Qu’est-ce qu’il est beau ! Qu’est-ce qu’il est grand ! Et puis la couleur de sa peau est tellement belle ! Puis il lui sourit dès qu’elle passe _ c’est faux _ alors il y a forcément quelque chose qui se passe entre eux. Mais il est tellement timide et tellement demandé partout qu’il n’a pas pu lui répondre encore. Et bla. Et bla.

Par contre, ça a vraiment fatigué Reece mentalement. Lorsqu’on a pu se libérer, j’ai fini par lui demander s’il voulait qu’on sèche les cours et qu’on aille chez moi. Il a forcément accepté et nous voilà donc tous les deux sur la route de ma maison. Riley est retourné en cours. Il a dû comprendre que quelque chose n’allait pas parce qu’il nous a proposé de nous passer les cours qu’on allait manquer.

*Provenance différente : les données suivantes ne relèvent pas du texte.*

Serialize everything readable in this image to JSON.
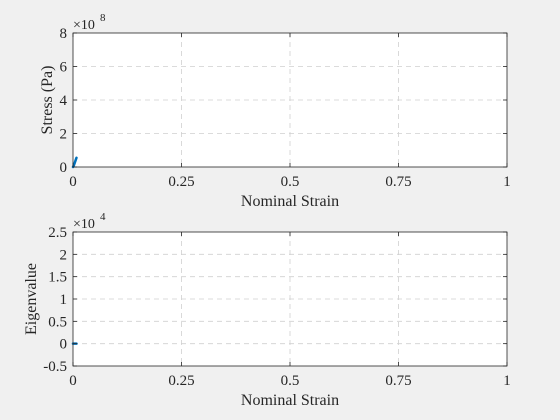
{
  "chart_data": [
    {
      "type": "line",
      "xlabel": "Nominal Strain",
      "ylabel": "Stress (Pa)",
      "xlim": [
        0,
        1
      ],
      "ylim": [
        0,
        8
      ],
      "y_exponent_base": "×10",
      "y_exponent_power": "8",
      "xticks": [
        "0",
        "0.25",
        "0.5",
        "0.75",
        "1"
      ],
      "yticks": [
        "0",
        "2",
        "4",
        "6",
        "8"
      ],
      "grid": true,
      "series": [
        {
          "color": "#0072BD",
          "x": [
            0,
            0.002,
            0.004,
            0.006,
            0.008
          ],
          "y": [
            0,
            0.1,
            0.25,
            0.4,
            0.55
          ]
        }
      ]
    },
    {
      "type": "line",
      "xlabel": "Nominal Strain",
      "ylabel": "Eigenvalue",
      "xlim": [
        0,
        1
      ],
      "ylim": [
        -0.5,
        2.5
      ],
      "y_exponent_base": "×10",
      "y_exponent_power": "4",
      "xticks": [
        "0",
        "0.25",
        "0.5",
        "0.75",
        "1"
      ],
      "yticks": [
        "-0.5",
        "0",
        "0.5",
        "1",
        "1.5",
        "2",
        "2.5"
      ],
      "grid": true,
      "series": [
        {
          "color": "#0072BD",
          "x": [
            0,
            0.002,
            0.004,
            0.006,
            0.008
          ],
          "y": [
            0,
            0,
            0,
            0,
            0
          ]
        }
      ]
    }
  ]
}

Le trajet se fait calmement, comme à chaque fois que l’un d’entre nous ne va pas bien. Une manière de le préparer à parler ou non une fois arrivé dans ma chambre.

Comme prévu, il n’y a personne chez moi. Cette fois-ci, c’est Reece qui monte directement dans la chambre pendant que je pars dans la cuisine, nous chercher quelque chose à manger. Je fais des sandwich poulet/mayonnaise et y ajoute beaucoup de cornichons. J’espère au moins que cette petite attention lui mettra du baume au cœur. Et pour m’assurer un bon résultat, j’attrape aussi dans le placard une tablette de chocolat noir.

Lorsque j’arrive dans la chambre, Reece est allongé sur mon lit, sous la couette et regarde le mur à côté de lui. Je pose le plateau sur mon bureau et pars le rejoindre. Je me retourne et colle mon dos contre le sien. Ça annonce ma présence et qu’il a le champ libre. Il peut parler, il peut pleurer, il peut insulter qui il veut, il sait que je suis présent mais que mon regard ne sera pas sur lui. Il sait que je ne le jugerai jamais mais je sais qu’il est plus simple de parler lorsqu’il n’y a pas de regard posé sur nous.

— J’y arrive pas tu sais ?

Je sursaute. Je ne m’attendais pas à ce qu'il se mette à parler aussi vite. Ce qu’il veut me dire doit lui peser bien plus que je le pensais.

— De quoi ? je réponds simplement.

— Ces filles au lycée. De ne jamais pouvoir répondre à leurs déclarations. Je peux pas les accepter.

— C’est pas grave. Tu n’es pas obligé de sortir avec elle si tu ne les aimes pas. En plus, la plupart des filles qui viennent te voir sont des folles furieuses. Je vois pas comment tu voudrais sortir avec elle. Même simplement pour tes … affaires.

— Non, tu ne comprends pas !

Je sens son corps se raidir avant qu’il ne se tourne et m’oblige à lui faire face. Il a l’air furieux et en même temps ses yeux sont remplis de tellement de douleur que je ne sais pas ce que je dois faire. Je sens qu’il n’a pas fini de parler et que le nœud du problème arrive alors j’ai peur de faire un faux mouvement, de dire une mauvaise parole. Alors, je le regarde simplement.

— J’en suis incapable ! J’ai beau me dire que ça ne risque rien de sortir avec une des filles qui m’abordent, je n’y arrive pas. Imaginer dire oui à une d’entre elles me donne envie de vomir. Et le reste … Les gars parlent de leurs coucheries avec autant de tact que lorsqu’ils vont acheter une baguette de pain. Mais moi, ça ne m’intéresse pas. Je ne peux pas m’imaginer faire quoi que ce soit avec une de ces filles. Et même avec n’importe quelle fille, lycée ou non. Et … c’est pas la seule chose.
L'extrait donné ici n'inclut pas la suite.